Immunophenotypes of lymphocyte subsets were determined by a FACSCalibur flow cytometer (BD Biosciences, Franklin Lakes, NJ, USA). All immunofluorescence antibodies were purchased from BD Biosciences. Peripheral blood samples (5 ml) were collected from each patient in EDTA anticoagulant tubes according to the manufacturer’s recommendations (BD Biosciences, Franklin Lakes, NJ, USA). Peripheral blood mononuclear cells (PBMCs) were separated by Ficoll-hypaque density gradient centrifugation. Within 30 minutes, 20 μl fluorescent antibody were added to an 80 μl blood sample and incubated at room temperature in the dark for 15 minutes.

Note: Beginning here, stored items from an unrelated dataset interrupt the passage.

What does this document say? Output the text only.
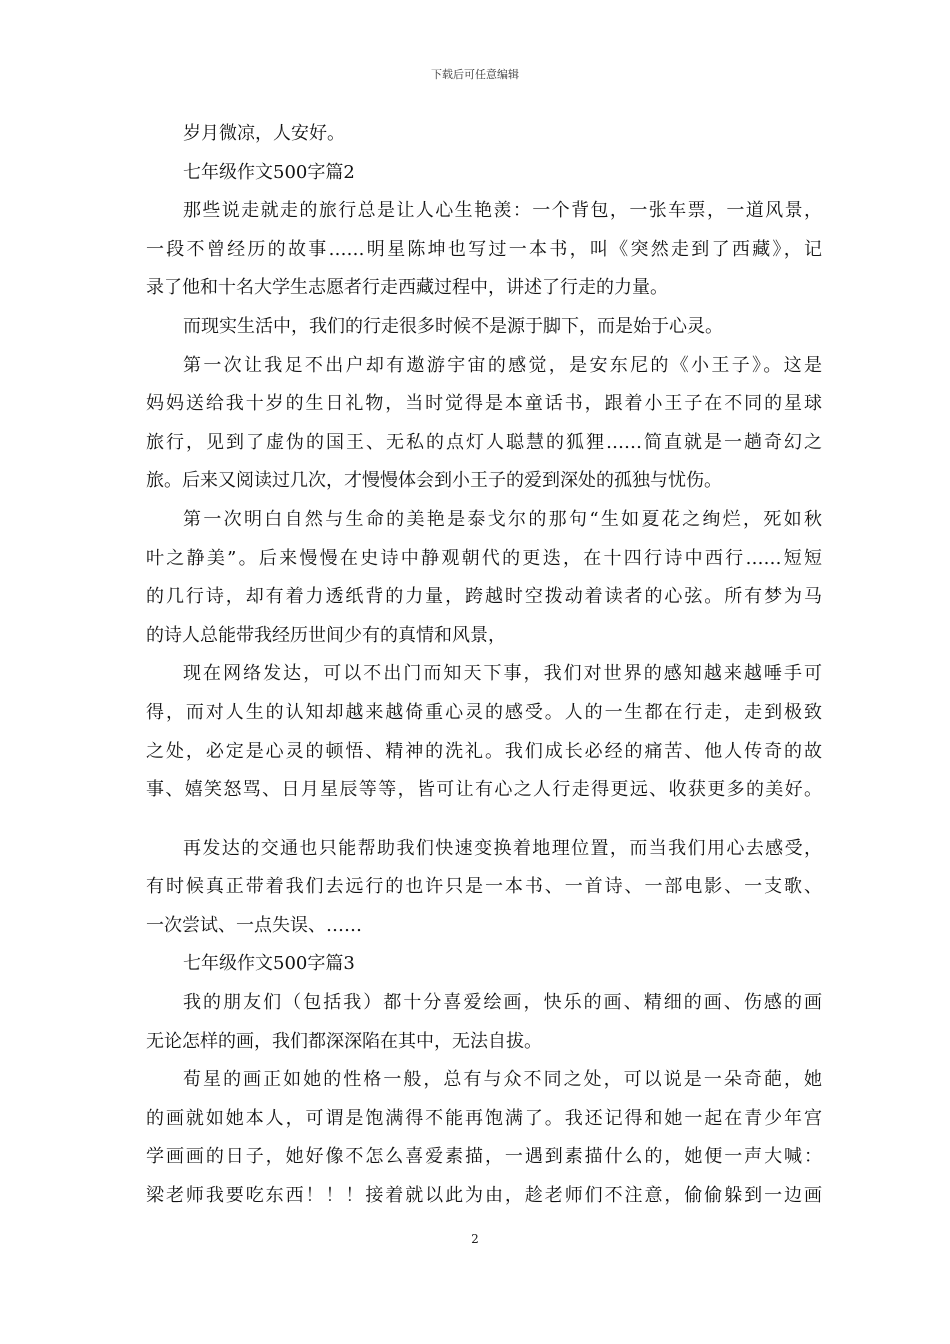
下载后可任意编辑
岁月微凉，人安好。
七年级作文500字篇2
那些说走就走的旅行总是让人心生艳羡：一个背包，一张车票，一道风景，
一段不曾经历的故事……明星陈坤也写过一本书，叫《突然走到了西藏》，记
录了他和十名大学生志愿者行走西藏过程中，讲述了行走的力量。
而现实生活中，我们的行走很多时候不是源于脚下，而是始于心灵。
第一次让我足不出户却有遨游宇宙的感觉，是安东尼的《小王子》。这是
妈妈送给我十岁的生日礼物，当时觉得是本童话书，跟着小王子在不同的星球
旅行，见到了虚伪的国王、无私的点灯人聪慧的狐狸……简直就是一趟奇幻之
旅。后来又阅读过几次，才慢慢体会到小王子的爱到深处的孤独与忧伤。
第一次明白自然与生命的美艳是泰戈尔的那句“生如夏花之绚烂，死如秋
叶之静美”。后来慢慢在史诗中静观朝代的更迭，在十四行诗中西行……短短
的几行诗，却有着力透纸背的力量，跨越时空拨动着读者的心弦。所有梦为马
的诗人总能带我经历世间少有的真情和风景，
现在网络发达，可以不出门而知天下事，我们对世界的感知越来越唾手可
得，而对人生的认知却越来越倚重心灵的感受。人的一生都在行走，走到极致
之处，必定是心灵的顿悟、精神的洗礼。我们成长必经的痛苦、他人传奇的故
事、嬉笑怒骂、日月星辰等等，皆可让有心之人行走得更远、收获更多的美好。
再发达的交通也只能帮助我们快速变换着地理位置，而当我们用心去感受，
有时候真正带着我们去远行的也许只是一本书、一首诗、一部电影、一支歌、
一次尝试、一点失误、……
七年级作文500字篇3
我的朋友们（包括我）都十分喜爱绘画，快乐的画、精细的画、伤感的画
无论怎样的画，我们都深深陷在其中，无法自拔。
荀星的画正如她的性格一般，总有与众不同之处，可以说是一朵奇葩，她
的画就如她本人，可谓是饱满得不能再饱满了。我还记得和她一起在青少年宫
学画画的日子，她好像不怎么喜爱素描，一遇到素描什么的，她便一声大喊：
梁老师我要吃东西！！！接着就以此为由，趁老师们不注意，偷偷躲到一边画
2
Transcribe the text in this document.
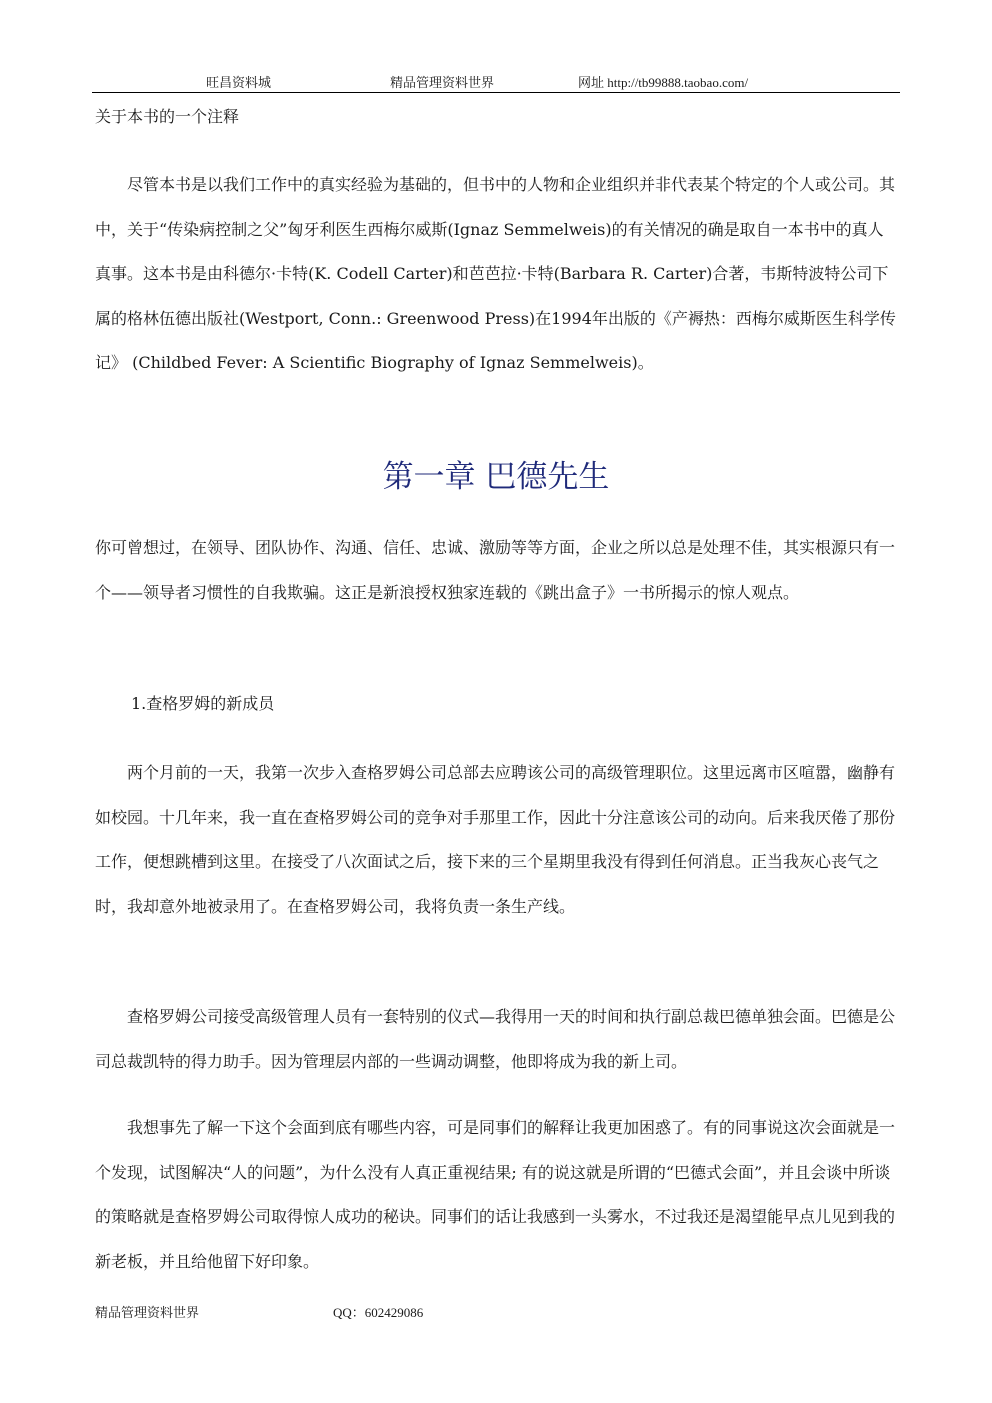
旺昌资料城	精品管理资料世界	网址 http://tb99888.taobao.com/
关于本书的一个注释
尽管本书是以我们工作中的真实经验为基础的，但书中的人物和企业组织并非代表某个特定的个人或公司。其中，关于“传染病控制之父”匈牙利医生西梅尔威斯(Ignaz Semmelweis)的有关情况的确是取自一本书中的真人真事。这本书是由科德尔·卡特(K. Codell Carter)和芭芭拉·卡特(Barbara R. Carter)合著，韦斯特波特公司下属的格林伍德出版社(Westport, Conn.: Greenwood Press)在1994年出版的《产褥热：西梅尔威斯医生科学传记》 (Childbed Fever: A Scientific Biography of Ignaz Semmelweis)。
第一章 巴德先生
你可曾想过，在领导、团队协作、沟通、信任、忠诚、激励等等方面，企业之所以总是处理不佳，其实根源只有一个——领导者习惯性的自我欺骗。这正是新浪授权独家连载的《跳出盒子》一书所揭示的惊人观点。
1.查格罗姆的新成员
两个月前的一天，我第一次步入查格罗姆公司总部去应聘该公司的高级管理职位。这里远离市区喧嚣，幽静有如校园。十几年来，我一直在查格罗姆公司的竞争对手那里工作，因此十分注意该公司的动向。后来我厌倦了那份工作，便想跳槽到这里。在接受了八次面试之后，接下来的三个星期里我没有得到任何消息。正当我灰心丧气之时，我却意外地被录用了。在查格罗姆公司，我将负责一条生产线。
查格罗姆公司接受高级管理人员有一套特别的仪式—我得用一天的时间和执行副总裁巴德单独会面。巴德是公司总裁凯特的得力助手。因为管理层内部的一些调动调整，他即将成为我的新上司。
我想事先了解一下这个会面到底有哪些内容，可是同事们的解释让我更加困惑了。有的同事说这次会面就是一个发现，试图解决“人的问题”，为什么没有人真正重视结果; 有的说这就是所谓的“巴德式会面”，并且会谈中所谈的策略就是查格罗姆公司取得惊人成功的秘诀。同事们的话让我感到一头雾水，不过我还是渴望能早点儿见到我的新老板，并且给他留下好印象。
精品管理资料世界	QQ：602429086
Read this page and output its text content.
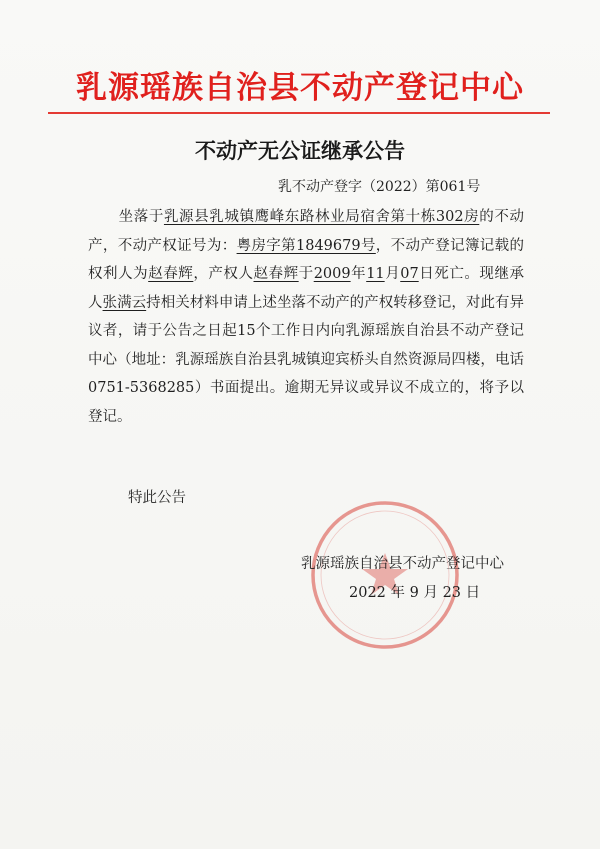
乳源瑶族自治县不动产登记中心
不动产无公证继承公告
乳不动产登字（2022）第061号
坐落于乳源县乳城镇鹰峰东路林业局宿舍第十栋302房的不动产，不动产权证号为：粤房字第1849679号，不动产登记簿记载的权利人为赵春辉，产权人赵春辉于2009年11月07日死亡。现继承人张满云持相关材料申请上述坐落不动产的产权转移登记，对此有异议者，请于公告之日起15个工作日内向乳源瑶族自治县不动产登记中心（地址：乳源瑶族自治县乳城镇迎宾桥头自然资源局四楼，电话0751-5368285）书面提出。逾期无异议或异议不成立的，将予以登记。
特此公告
乳源瑶族自治县不动产登记中心
2022 年 9 月 23 日
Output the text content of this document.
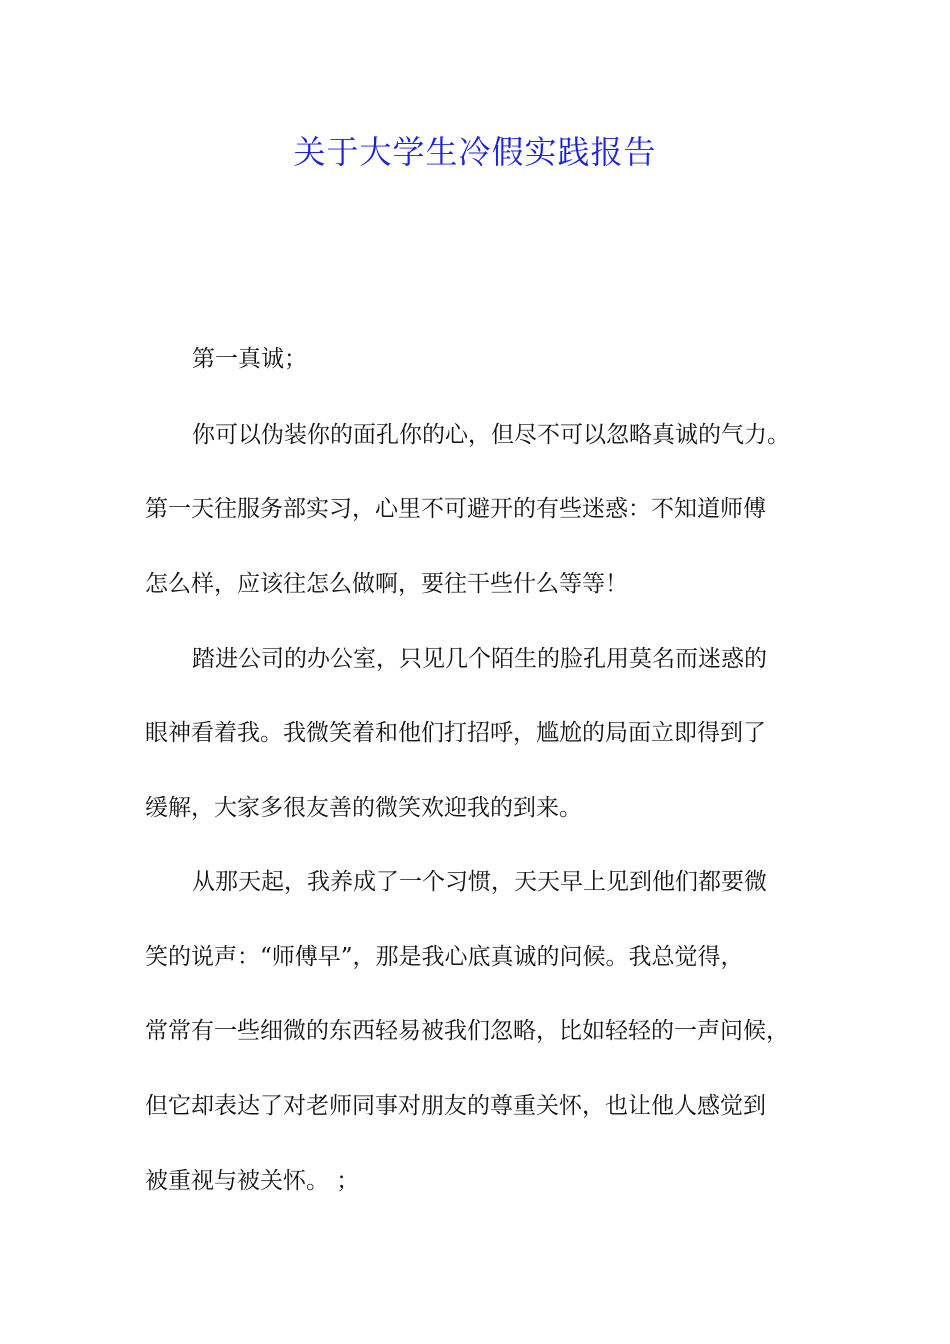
关于大学生冷假实践报告
第一真诚；
你可以伪装你的面孔你的心，但尽不可以忽略真诚的气力。
第一天往服务部实习，心里不可避开的有些迷惑：不知道师傅
怎么样，应该往怎么做啊，要往干些什么等等！
踏进公司的办公室，只见几个陌生的脸孔用莫名而迷惑的
眼神看着我。我微笑着和他们打招呼，尴尬的局面立即得到了
缓解，大家多很友善的微笑欢迎我的到来。
从那天起，我养成了一个习惯，天天早上见到他们都要微
笑的说声：“师傅早”，那是我心底真诚的问候。我总觉得，
常常有一些细微的东西轻易被我们忽略，比如轻轻的一声问候，
但它却表达了对老师同事对朋友的尊重关怀，也让他人感觉到
被重视与被关怀。 ；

Then, 2 ml freshly prepared fixation/permeabilization solution was added, mixed, and incubated at 4 °C for 10 minutes, followed by washing with PBS and analyzing by flow cytometry and MultiSET software (BD Biosciences). The absolute numbers of the cell subsets were determined: total T cell [CD3+CD19-; normal range (NR): 955 ~ 2860/μl], total B (CD3-CD19+; NR: 90 ~ 560/μl), natural killer (NK) (CD3-/CD16+CD56+; NR: 150 ~ 1100/μl), CD4+ T (Th) (CD3+CD4+; NR: 378 ~ 1245/μl), CD8+ T (OCD3+CD8+; NR: 128 ~ 993/μl), T helper 1 (Th1) (IFN-γ; NR: 5.52 ~ 182/μl), T helper 2 (Th2) (IL-4; NR: 4.04 ~ 21/μl), T helper 17 (Th17) (IL-17; NR: 3.07 ~ 14/μl), and regulatory T (Treg) cells (CD4+CD25+Foxp3; NR: 17.7 ~ 54.2/μl). The ratios of Th1 versus Th2 cells (Th1/Th2) and Th17 versus Treg cells (Th17/Tregs) were calculated (NR: 0.73 ~ 18.50, 0.09 ~ 0.47).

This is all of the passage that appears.